Abigail had acted like a beast to Jane in the early days, when she still had strength—Jane with her drab hair and body odor, who consistently refused the single gift Abigail offered her. No, Jane didn’t need her LifeMap, not an old model or a new one. God ordered Jane’s steps. Abigail felt stung by the refusal—her life’s work, rejected by a smelly nurse. She called Jane smelly to her face, as though she were a child with one last rallying cry: You stink!
Now she wanted Jane’s approval. Religious people didn’t approve of Abigail because Abigail and engineers of her ilk played God. No, not God—she didn’t play God, didn’t speak prophecies, didn’t know anything but science. God didn’t exist. He was far away from here, across the Dark Matter, never there for Abigail as he was for the Janes of the world.
A voice whispered at her from the direction of her workstation. Nobody was allowed near the computer, where she kept protected files and safeguarded the people encoded there. She wasn’t dead yet, and the LifeMap company had sent someone to pilfer her work. With one last fit, she yanked herself free from the machines. She hacked and searched for oxygen. She sucked in hot, dusty air, and jerked herself off the bed.

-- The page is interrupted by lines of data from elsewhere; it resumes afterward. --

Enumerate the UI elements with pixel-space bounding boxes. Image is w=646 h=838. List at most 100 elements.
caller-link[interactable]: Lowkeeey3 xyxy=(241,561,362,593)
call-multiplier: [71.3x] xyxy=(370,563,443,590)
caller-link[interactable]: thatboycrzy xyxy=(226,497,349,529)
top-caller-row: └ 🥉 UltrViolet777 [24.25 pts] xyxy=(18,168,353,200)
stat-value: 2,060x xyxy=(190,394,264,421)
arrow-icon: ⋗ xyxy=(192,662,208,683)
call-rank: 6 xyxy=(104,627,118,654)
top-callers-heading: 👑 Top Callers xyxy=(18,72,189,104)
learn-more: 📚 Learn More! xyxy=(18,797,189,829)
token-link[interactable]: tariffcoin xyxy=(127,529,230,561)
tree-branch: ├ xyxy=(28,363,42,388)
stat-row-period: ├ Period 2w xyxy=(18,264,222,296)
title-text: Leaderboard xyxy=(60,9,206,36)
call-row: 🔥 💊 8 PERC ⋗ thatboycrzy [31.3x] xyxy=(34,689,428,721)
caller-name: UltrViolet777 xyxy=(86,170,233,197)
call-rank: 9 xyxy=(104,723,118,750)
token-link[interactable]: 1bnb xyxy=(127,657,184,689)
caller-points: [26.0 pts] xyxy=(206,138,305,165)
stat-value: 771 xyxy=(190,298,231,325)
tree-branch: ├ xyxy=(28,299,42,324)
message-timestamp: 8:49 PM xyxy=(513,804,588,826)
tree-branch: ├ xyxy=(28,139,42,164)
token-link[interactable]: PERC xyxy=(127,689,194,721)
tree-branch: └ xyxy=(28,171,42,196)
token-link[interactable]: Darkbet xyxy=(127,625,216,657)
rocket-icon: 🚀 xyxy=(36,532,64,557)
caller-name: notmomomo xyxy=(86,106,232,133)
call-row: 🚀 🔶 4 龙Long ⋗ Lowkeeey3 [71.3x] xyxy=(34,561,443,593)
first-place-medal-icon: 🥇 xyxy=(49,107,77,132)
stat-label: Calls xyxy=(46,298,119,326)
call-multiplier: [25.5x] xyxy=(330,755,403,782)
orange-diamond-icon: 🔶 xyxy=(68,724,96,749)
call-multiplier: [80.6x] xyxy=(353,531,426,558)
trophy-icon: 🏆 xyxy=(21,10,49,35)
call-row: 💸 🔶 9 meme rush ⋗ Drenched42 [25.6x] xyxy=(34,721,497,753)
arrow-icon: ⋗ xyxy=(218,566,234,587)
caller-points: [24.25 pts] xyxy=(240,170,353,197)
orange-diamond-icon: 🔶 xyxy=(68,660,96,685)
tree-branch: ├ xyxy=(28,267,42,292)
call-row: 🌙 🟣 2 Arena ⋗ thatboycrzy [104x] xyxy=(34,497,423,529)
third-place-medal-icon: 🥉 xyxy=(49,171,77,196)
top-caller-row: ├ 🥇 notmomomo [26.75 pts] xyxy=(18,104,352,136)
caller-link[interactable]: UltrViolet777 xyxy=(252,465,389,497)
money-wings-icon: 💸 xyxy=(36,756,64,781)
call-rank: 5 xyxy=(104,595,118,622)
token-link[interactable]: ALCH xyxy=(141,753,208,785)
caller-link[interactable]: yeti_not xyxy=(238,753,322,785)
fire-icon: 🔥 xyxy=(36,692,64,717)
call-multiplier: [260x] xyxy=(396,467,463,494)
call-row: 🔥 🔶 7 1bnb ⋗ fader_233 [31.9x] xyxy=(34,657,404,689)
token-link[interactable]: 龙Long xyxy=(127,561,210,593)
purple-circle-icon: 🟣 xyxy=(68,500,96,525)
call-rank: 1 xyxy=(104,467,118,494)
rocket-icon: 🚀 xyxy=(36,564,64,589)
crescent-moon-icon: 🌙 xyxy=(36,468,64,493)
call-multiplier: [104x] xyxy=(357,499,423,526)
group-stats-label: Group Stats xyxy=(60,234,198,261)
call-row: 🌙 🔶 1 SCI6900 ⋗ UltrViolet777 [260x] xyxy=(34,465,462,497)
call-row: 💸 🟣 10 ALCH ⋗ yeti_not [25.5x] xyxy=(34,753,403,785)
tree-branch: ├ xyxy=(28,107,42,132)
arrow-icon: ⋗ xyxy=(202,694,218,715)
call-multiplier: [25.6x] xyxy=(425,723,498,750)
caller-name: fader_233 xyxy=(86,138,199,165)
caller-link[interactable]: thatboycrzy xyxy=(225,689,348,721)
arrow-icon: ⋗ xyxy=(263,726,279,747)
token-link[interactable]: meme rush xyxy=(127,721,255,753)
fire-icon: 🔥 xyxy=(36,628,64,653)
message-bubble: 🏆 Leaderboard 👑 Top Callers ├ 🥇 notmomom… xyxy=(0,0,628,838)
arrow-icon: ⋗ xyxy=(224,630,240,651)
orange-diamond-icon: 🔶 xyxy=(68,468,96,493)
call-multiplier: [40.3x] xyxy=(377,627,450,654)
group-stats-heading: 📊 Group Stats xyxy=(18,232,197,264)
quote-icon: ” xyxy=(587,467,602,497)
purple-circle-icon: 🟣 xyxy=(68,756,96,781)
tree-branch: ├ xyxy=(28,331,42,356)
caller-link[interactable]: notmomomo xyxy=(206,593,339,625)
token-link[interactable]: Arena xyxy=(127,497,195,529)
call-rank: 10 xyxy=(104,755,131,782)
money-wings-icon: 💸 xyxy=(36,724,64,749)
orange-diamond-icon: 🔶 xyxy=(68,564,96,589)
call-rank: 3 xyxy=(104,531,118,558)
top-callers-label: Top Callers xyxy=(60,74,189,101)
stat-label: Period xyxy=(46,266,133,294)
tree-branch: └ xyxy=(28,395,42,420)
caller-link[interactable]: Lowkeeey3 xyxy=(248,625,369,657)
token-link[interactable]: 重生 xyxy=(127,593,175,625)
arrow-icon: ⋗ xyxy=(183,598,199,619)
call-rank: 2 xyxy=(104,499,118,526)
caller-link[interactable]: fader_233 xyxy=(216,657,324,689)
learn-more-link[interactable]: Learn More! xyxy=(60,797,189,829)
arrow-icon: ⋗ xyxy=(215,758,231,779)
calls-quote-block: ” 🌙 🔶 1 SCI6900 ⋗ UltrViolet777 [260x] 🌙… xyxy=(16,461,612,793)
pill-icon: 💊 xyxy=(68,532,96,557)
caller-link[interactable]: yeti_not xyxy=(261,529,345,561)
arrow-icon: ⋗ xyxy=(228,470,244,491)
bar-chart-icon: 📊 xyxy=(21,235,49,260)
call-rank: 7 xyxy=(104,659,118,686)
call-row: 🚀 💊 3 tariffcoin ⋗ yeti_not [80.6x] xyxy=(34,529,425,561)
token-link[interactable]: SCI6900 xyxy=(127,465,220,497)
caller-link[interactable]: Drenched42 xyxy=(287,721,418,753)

She was surprised at how light she felt, how easy it was to cross to the other side. Nobody was there. The computer itself had spoken, lit its own buttons. Save yourself, it said. What did that mean? She touched the screen, which flashed in response. After the rows of apps loaded, she scanned them until her fingers touched the 10.0 prototype. She touched it, and the screen turned blue.
“Go,” the machine said. “Hurry. The door is unlocked.”
“I can’t,” she said. “I have to encrypt the files.”
“Encryption complete. Go.”
“Then what? What will my next step be?”
Would she? She was the programmer, after all, but she didn’t know everything. She touched her bare neckline, where she used to wear her grandma’s cross for tradition’s sake.
“Good bye, Jane,” Abigail said, and in her nightgown, she slipped from the room, down the hall, and through the kitchen door.
Outside, the topography of the land struck her. The world was astonishing in its blues, greens, and browns. To the east, the sun rose over a rugged mountain chain. She stepped forward into the lightening day, away from computers, away from machines, in a place where breath entered her lungs as a matter of course.
The ground lit up beneath her: “Welcome Home, Jane. For forgiveness, keep to this path.”